Die Hängepartie um die Zukunft des angeschlagenen Autobauers PSA Peugeot Citroen zieht sich weiter in die Länge. Wie die französische Zeitung «Les Echos» im Internet unter Berufung auf anonyme Quellen schreibt, hat die Familie Peugeot zwar grünes Licht für weitere Verhandlungen über einen Einstieg des chinesischen Partner Dongfeng gegeben. Doch hakten diese derzeit beim Thema Geld.

Eine Einigung sei nicht in Sicht, hiess es. Mit dem Autobauer betreibt Peugeot in China drei Fabriken. Gleichzeitig machen neue Spekulationen über eine noch kräftigere Kapitalerhöhung die Runde, die den Aktienkurs nach unten trieben. Die französische Zeitung «Le Monde» hatte ohne nähere Quellenangabe gemeldet, der Konzern könne neue Aktien im Wert von vier Milliarden Euro ausgeben.
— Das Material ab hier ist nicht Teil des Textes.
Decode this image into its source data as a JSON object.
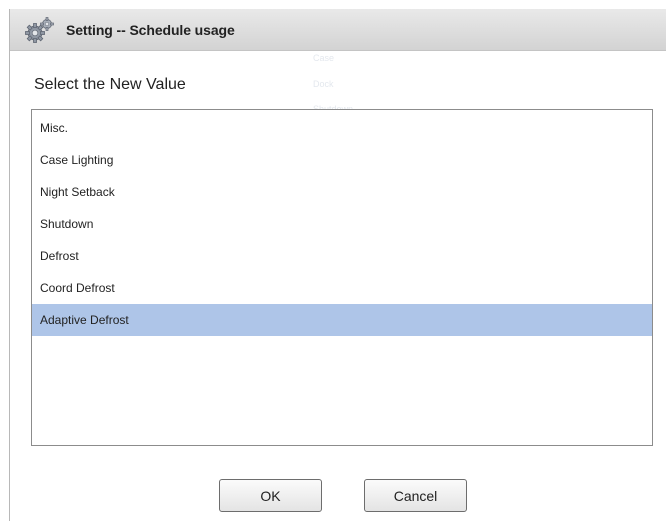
{
  "dialog": {
    "title": "Setting -- Schedule usage",
    "prompt": "Select the New Value",
    "title_icon": "gears-icon"
  },
  "list": {
    "items": [
      {
        "label": "Misc.",
        "selected": false
      },
      {
        "label": "Case Lighting",
        "selected": false
      },
      {
        "label": "Night Setback",
        "selected": false
      },
      {
        "label": "Shutdown",
        "selected": false
      },
      {
        "label": "Defrost",
        "selected": false
      },
      {
        "label": "Coord Defrost",
        "selected": false
      },
      {
        "label": "Adaptive Defrost",
        "selected": true
      }
    ],
    "selected_color": "#aec5e8"
  },
  "buttons": {
    "ok_label": "OK",
    "cancel_label": "Cancel"
  },
  "background_ghost": [
    "Case",
    "Dock",
    "Shutdown"
  ]
}
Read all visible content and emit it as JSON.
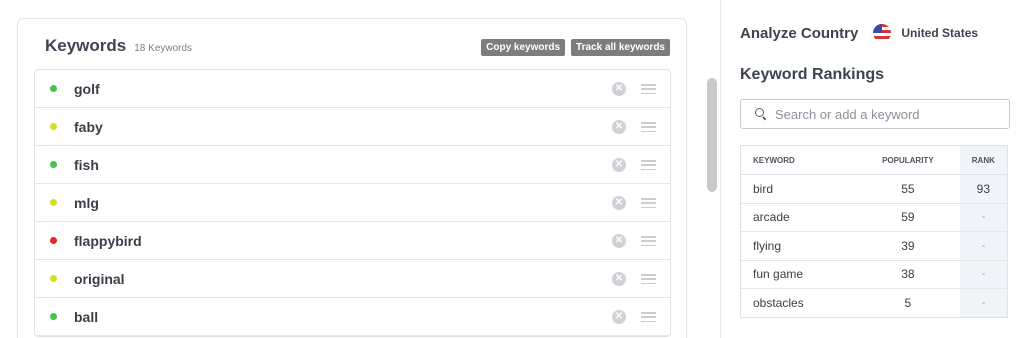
{
  "keywords_panel": {
    "title": "Keywords",
    "count_label": "18 Keywords",
    "copy_button": "Copy keywords",
    "track_button": "Track all keywords",
    "items": [
      {
        "label": "golf",
        "status_color": "#44c24a"
      },
      {
        "label": "faby",
        "status_color": "#d8dc1e"
      },
      {
        "label": "fish",
        "status_color": "#44c24a"
      },
      {
        "label": "mlg",
        "status_color": "#d8dc1e"
      },
      {
        "label": "flappybird",
        "status_color": "#e8252a"
      },
      {
        "label": "original",
        "status_color": "#d8dc1e"
      },
      {
        "label": "ball",
        "status_color": "#44c24a"
      }
    ]
  },
  "analyze": {
    "label": "Analyze Country",
    "country": "United States",
    "flag_icon": "us-flag-icon"
  },
  "rankings": {
    "title": "Keyword Rankings",
    "search_placeholder": "Search or add a keyword",
    "columns": [
      "KEYWORD",
      "POPULARITY",
      "RANK"
    ],
    "rows": [
      {
        "keyword": "bird",
        "popularity": "55",
        "rank": "93"
      },
      {
        "keyword": "arcade",
        "popularity": "59",
        "rank": "-"
      },
      {
        "keyword": "flying",
        "popularity": "39",
        "rank": "-"
      },
      {
        "keyword": "fun game",
        "popularity": "38",
        "rank": "-"
      },
      {
        "keyword": "obstacles",
        "popularity": "5",
        "rank": "-"
      }
    ]
  }
}
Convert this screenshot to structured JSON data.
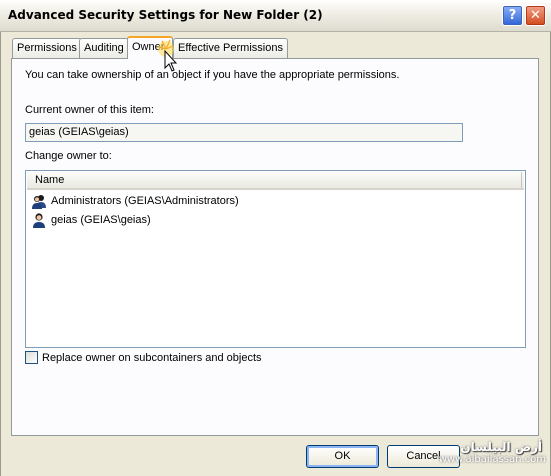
{
  "window": {
    "title": "Advanced Security Settings for New Folder (2)",
    "help_glyph": "?",
    "close_glyph": "✕"
  },
  "tabs": [
    {
      "label": "Permissions",
      "active": false
    },
    {
      "label": "Auditing",
      "active": false
    },
    {
      "label": "Owner",
      "active": true
    },
    {
      "label": "Effective Permissions",
      "active": false
    }
  ],
  "owner_tab": {
    "intro_text": "You can take ownership of an object if you have the appropriate permissions.",
    "current_owner_label": "Current owner of this item:",
    "current_owner_value": "geias (GEIAS\\geias)",
    "change_owner_label": "Change owner to:",
    "list": {
      "column_header": "Name",
      "items": [
        {
          "name": "Administrators (GEIAS\\Administrators)",
          "icon": "user-group-icon"
        },
        {
          "name": "geias (GEIAS\\geias)",
          "icon": "user-icon"
        }
      ]
    },
    "replace_checkbox": {
      "label": "Replace owner on subcontainers and objects",
      "checked": false
    }
  },
  "buttons": {
    "ok": "OK",
    "cancel": "Cancel"
  },
  "watermark": {
    "arabic": "أرض البيلسان",
    "url": "www.albailassan.com"
  },
  "colors": {
    "dialog_bg": "#ece9d8",
    "tab_active_accent": "#f5a627",
    "field_border": "#7f9db9"
  }
}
Zuvor war über rund drei Milliarden Euro spekuliert worden. Peugeot-Papiere verloren daraufhin 4,8 Prozent.

Unter dem neuen Szenario könnten Dongfeng und der französische Staat sich mit je 30 Prozent am dem Konzern beteiligten, bislang waren Beteiligungen von jeweils 20 Prozent im Gespräch gewesen. Derzeit ist der Konzern an der Börse gut 3,5 Milliarden Euro wert.

Drei Milliarden Euro verbrannt

Eine milliardenschwere Kapitalerhöhung gepaart mit einem Einstieg des zweitgrössten chinesischen Herstellers gilt als eine Möglichkeit, wie der Konzern an dringend benötigtes Kapital kommen könnte. Auch der französische Staat könnte sich beteiligen. Dabei würde die Familie Peugeot, die derzeit 38 Prozent der Stimmrechte hält, deutlich an Einfluss verlieren.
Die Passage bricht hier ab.